Category:TraumaIntroduction/Purpose:The purpose of this study was to evaluate union of talar neck fractures with critical bone defects treated acutely with autologous tibial bone graft during primary osteosynthesis. We hypothesized that acute autografting leads to reliable union rates.Methods:A case series at a Level I trauma center was performed to identify patients who underwent open reduction and internal fixation of talar neck fracture with proximal tibial autograft between 2015 and 2018. Inclusion criteria were age greater than 18 years and displaced talar neck fracture with critical bone defect treated with tibial autograft. Critical bone defect was defined as a gap greater than 5mm in the sagittal plane and greater than 1/3 of the width of the talar neck in the coronal plane. Post-operative foot CT scans were obtained for all patients to assess for union. Primary outcome was union and secondary outcomes were malunion, avascular necrosis, post-traumatic arthritis, and patient-reported outcomes (PRO) including PROMIS (Patient Reported Outcomes Measurement Information System), Foot and Ankle Measurements: Activity of Daily Living and Sports (FAAM ADL/Sports), Visual Analogue Scale for feet (VAS), Foot Function Index (FFI), and Short Form-36 (SF-36).Results:Twelve patients were included in the series. The average age was 34 years (17-59). The Hawkins classification of the fractures were four type II (33%) and eight type III (67%).
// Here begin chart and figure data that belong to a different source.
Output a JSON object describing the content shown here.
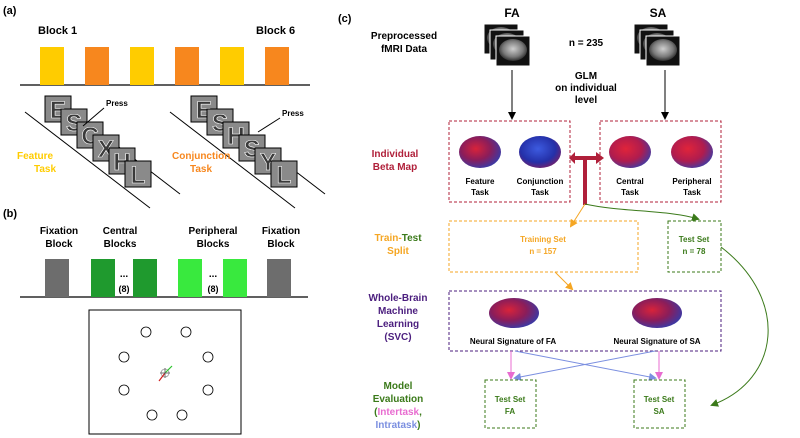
{
  "panel_a": {
    "label": "(a)",
    "block_first": "Block 1",
    "block_last": "Block 6",
    "block_colors": [
      "#ffcc00",
      "#f7871e",
      "#ffcc00",
      "#f7871e",
      "#ffcc00",
      "#f7871e"
    ],
    "press": "Press",
    "feature_letters": [
      "E",
      "S",
      "C",
      "X",
      "H",
      "L"
    ],
    "conjunction_letters": [
      "E",
      "S",
      "H",
      "S",
      "Y",
      "L"
    ],
    "feature_task": [
      "Feature",
      "Task"
    ],
    "conjunction_task": [
      "Conjunction",
      "Task"
    ],
    "feature_color": "#ffcc00",
    "conjunction_color": "#f7871e"
  },
  "panel_b": {
    "label": "(b)",
    "fixation_block_1": [
      "Fixation",
      "Block"
    ],
    "central_blocks": [
      "Central",
      "Blocks"
    ],
    "peripheral_blocks": [
      "Peripheral",
      "Blocks"
    ],
    "fixation_block_2": [
      "Fixation",
      "Block"
    ],
    "ellipsis": "...",
    "count": "(8)",
    "colors": {
      "fixation": "#6d6d6d",
      "central": "#1f9a2e",
      "peripheral": "#39e93e"
    }
  },
  "panel_c": {
    "label": "(c)",
    "preprocessed": [
      "Preprocessed",
      "fMRI Data"
    ],
    "fa": "FA",
    "sa": "SA",
    "n_total": "n = 235",
    "glm": [
      "GLM",
      "on individual",
      "level"
    ],
    "individual_beta": [
      "Individual",
      "Beta Map"
    ],
    "feature_task": [
      "Feature",
      "Task"
    ],
    "conjunction_task": [
      "Conjunction",
      "Task"
    ],
    "central_task": [
      "Central",
      "Task"
    ],
    "peripheral_task": [
      "Peripheral",
      "Task"
    ],
    "split_train": "Train-",
    "split_test": "Test",
    "split_word": "Split",
    "training_set": "Training Set",
    "training_n": "n = 157",
    "test_set": "Test Set",
    "test_n": "n = 78",
    "wbml": [
      "Whole-Brain",
      "Machine",
      "Learning",
      "(SVC)"
    ],
    "signature_fa": "Neural Signature of FA",
    "signature_sa": "Neural Signature of SA",
    "model_eval": [
      "Model",
      "Evaluation"
    ],
    "intertask": "Intertask",
    "intratask": "Intratask",
    "test_fa": [
      "Test Set",
      "FA"
    ],
    "test_sa": [
      "Test Set",
      "SA"
    ],
    "colors": {
      "beta": "#b0203a",
      "split_orange": "#f5a623",
      "green": "#3b7a1a",
      "purple": "#4b1e7e",
      "intertask": "#e86cd0",
      "intratask": "#7b8fe0"
    }
  }
}
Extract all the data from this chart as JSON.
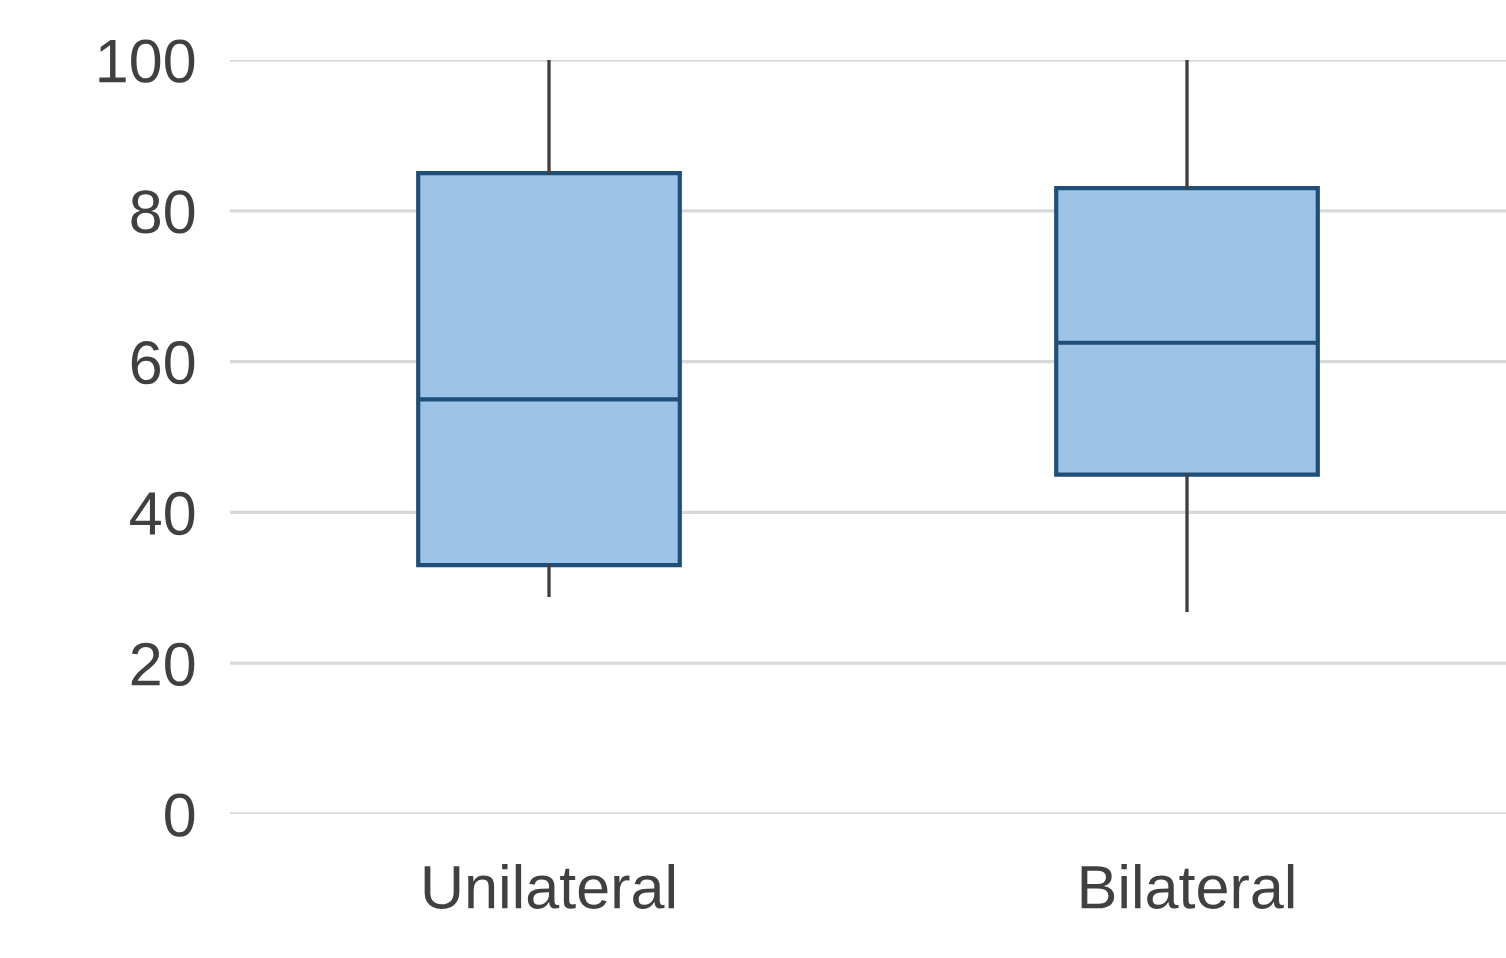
{
  "chart_data": {
    "type": "box",
    "categories": [
      "Unilateral",
      "Bilateral"
    ],
    "boxes": [
      {
        "low": 29,
        "q1": 33,
        "median": 55,
        "q3": 85,
        "high": 100
      },
      {
        "low": 27,
        "q1": 45,
        "median": 62.5,
        "q3": 83,
        "high": 100
      }
    ],
    "color": "#9dc3e6",
    "ylim": [
      0,
      100
    ],
    "yticks": [
      0,
      20,
      40,
      60,
      80,
      100
    ],
    "grid": "y"
  }
}
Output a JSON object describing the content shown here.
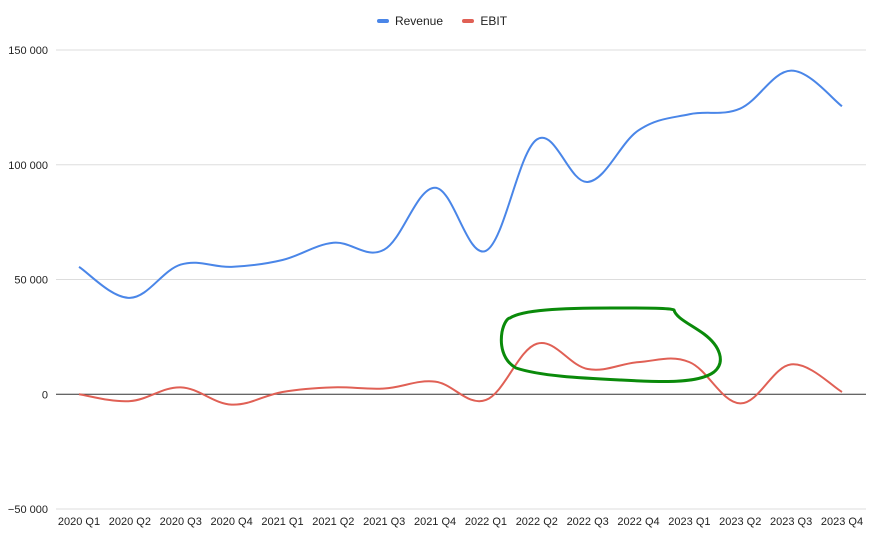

Five fractures (42%) were extruded tali. Four fractures (33%) were open fractures, all being type III fractures. Union was achieved in eleven patients (92%). Nonunion occurred in one patient (8%), who had an open, extruded talus fracture and was a heavy smoker. Avascular necrosis occurred in 11 patients (92%). Ten patients (83%) had radiographic tibiotalar post-traumatic arthritis (PTA), and 12 patients (100%) developed subtalar PTA. Average PROMIS score was 37 (32-45) and average FAAM ADL and Sports was 61 (31-87) and 31 (0-71), respectively. Average VAS was 5 (0-10) and average FFI was 49 (7-89). SF-36 scores showed fair to poor outcomes in the majority of patients.Conclusion:Tibial autograft in primary osteosynthesis of comminuted talar neck fractures with critical bone defects leads to reliable union rates and is an operative strategy that should be considered when treating these difficult fractures. Despite high union rates, secondary outcomes of AVN, PTA, and below-average PRO still occurred in the majority of patients.